Recent figures as a decisive confidence indicator or the latest PMI data suggest that growth may have already bottomed out and that a slow recovery is on the way, helped by generous government support and a mild winter that has limited energy use.
However, the overall picture remains weak with modest growth forecasts for 2023 due to a large decline in real incomes and rising interest rates.
“The headline GDP figure gives a misleadingly favorable impression of economic conditions at the end of 2022,” said Ken Wattret, analyst at S&P Global Market Intelligence.
“The key takeaway from the member states’ data is the breadth of the weakness in private consumption, with the acute pressure on household real incomes due to rising inflation delayed.”

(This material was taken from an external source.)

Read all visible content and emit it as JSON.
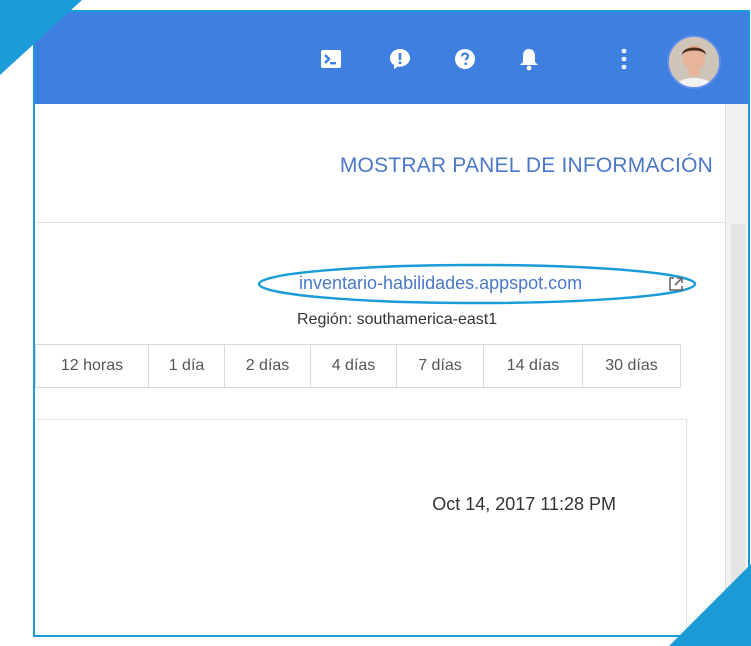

Ireland’s 3.5% fourth-quarter growth figure distorted the overall picture as it was largely driven by activity among large foreign companies based there for tax reasons, economists said, adding that without Ireland, eurozone growth would have been zero.
The ECB has raised interest rates by a combined 2.5 percentage points to 2% since July to tame inflation, and markets see another 1.5 percentage point hikes by mid-year, which would take the deposit rate to its highest level since the turn of the century .
Such a rapid rise puts one brake on bank lendingan important source of credit for businesses, and access to loans has already suffered biggest drop last quarter since the bloc’s debt crisis in 2011.
“In the coming months, the noticeable tightening of monetary policy will increasingly slow the economy,” Commerzbank economist Christoph Weil said.
“We continue to expect the euro area economy to contract slightly in the first half of the year and the expected recovery in the second half is likely to be weak.”